The report notes that U.S. companies have particularly abused
their power in Central American countries through the pernicious Investor-State
Dispute Settlement program, which allows such companies to overturn any local
law that affects their profits, in effect “Such lawsuits can be financially
devastating to poor countries that already struggle to provide basic services
to their people, much less engage in costly court battles with multinational
firms. They can also prevent governments from making democratically accountable
decisions in the first place, pushing them to prioritize the interests of
transnational corporations over the needs of their citizens.”
This includes U.S. interests in mining production. One-third
of the entire territory of Guatemala and Honduras is devoted to unregulated
mining, with toxic effects to the environment and the population. Countries
like El Salvador and Costa Rica, which have put up a brave face before the U.S.
foe, have been sued by U.S. companies through various international “dispute”
mechanisms to overturn environmental and labor rules in those countries. While most
of these suits have not been successful, they have cost El Salvador and Costa Rica
millions in ill-afforded dollars. When such suits are successful, the
arbitrary unfairness of them is palpable, as the Focus report notes:
TECO Guatemala
Holdings, a U.S. corporation, alleged in 2009 that Guatemala had wrongfully
interfered with its indirect subsidiary’s investment in an electricity
distribution company. Specifically, TECO charged that the government had not
protected its right to a “minimum standard of treatment”— an exceptionally
vague standard that is open to wide interpretation by the international
tribunals that rule on such cases — concerning the setting of rates by government
regulators. In other words, TECO wanted to charge higher electricity rates to
Guatemalan users than those the state deemed fair. Guatemala had to pay $21.1
million in compensatory damages and $7.5 million in legal fees, above and
beyond what it spent on its own defense.
It goes on and on. Last year, the journal Foreign Policy noted
that the U.S.—which is principally at fault for the violent street gang problem
in Central America, as it is the “incubator” of those gangs before “deporting”
the problem elsewhere—has done little to reign in its rogue corporations or
help the economies of those countries in stable job creation, which “free trade”
was supposed to do. A 2015 AFL-CIO report noted the devastation of small subsistence
farming wrought by CAFTA, not just by U.S. imports but by the shift to “corporate
plantations” to compete in the global market.
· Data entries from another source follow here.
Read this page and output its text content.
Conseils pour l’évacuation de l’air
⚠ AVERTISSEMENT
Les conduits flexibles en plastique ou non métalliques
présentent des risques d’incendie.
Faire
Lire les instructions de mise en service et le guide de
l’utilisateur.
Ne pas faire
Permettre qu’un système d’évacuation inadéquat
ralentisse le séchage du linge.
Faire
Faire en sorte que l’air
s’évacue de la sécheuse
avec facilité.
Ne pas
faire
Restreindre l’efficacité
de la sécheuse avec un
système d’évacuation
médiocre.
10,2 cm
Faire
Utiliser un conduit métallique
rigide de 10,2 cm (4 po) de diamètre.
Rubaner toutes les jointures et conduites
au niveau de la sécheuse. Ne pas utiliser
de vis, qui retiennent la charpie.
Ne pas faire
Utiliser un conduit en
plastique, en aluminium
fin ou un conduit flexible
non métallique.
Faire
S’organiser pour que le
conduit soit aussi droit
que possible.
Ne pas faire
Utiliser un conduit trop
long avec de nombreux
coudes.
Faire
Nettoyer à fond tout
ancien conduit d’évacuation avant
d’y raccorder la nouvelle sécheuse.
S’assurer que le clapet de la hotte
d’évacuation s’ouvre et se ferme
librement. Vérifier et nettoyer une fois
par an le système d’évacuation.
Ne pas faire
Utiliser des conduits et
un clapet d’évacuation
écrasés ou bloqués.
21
Small farmers thrown out of work
have not—like they have in Mexico—been able to find anything but the lowest
paying work without any rights whatever, save to breath and work under intolerable
conditions. The government of Honduras has been remarkably complicit in this;
in 2013 its so-called Supreme Court allowed a law that gave foreign
corporations sovereign control over all territory their businesses were
situated on.
Thus it is no “coincidence” that the large migrations from
Central America began in earnest since the CAFTA agreement promulgated during
the Bush administration. The U.S.’ failure to reign-in abusive U.S.
corporations and insure that native workers are provided living wages, and the continuing
U.S. policy of deporting U.S.-nurtured gangs to ravage communities and drive
out small businesses, is the principle reason for the so-called “invasion.” The
U.S. needs to come to its senses and realizes that it is not its own interests to continue to overlook its culpability in a border “crisis” largely
of its own making. This “crisis”—which
began in 1965 with an immigration law which for the first time put a cap on
legal immigration from Latin America, and the 1986 law which “criminalized”
undocumented labor—will not only continue but become worse if the U.S.
criminally turns its back on what it has wrought.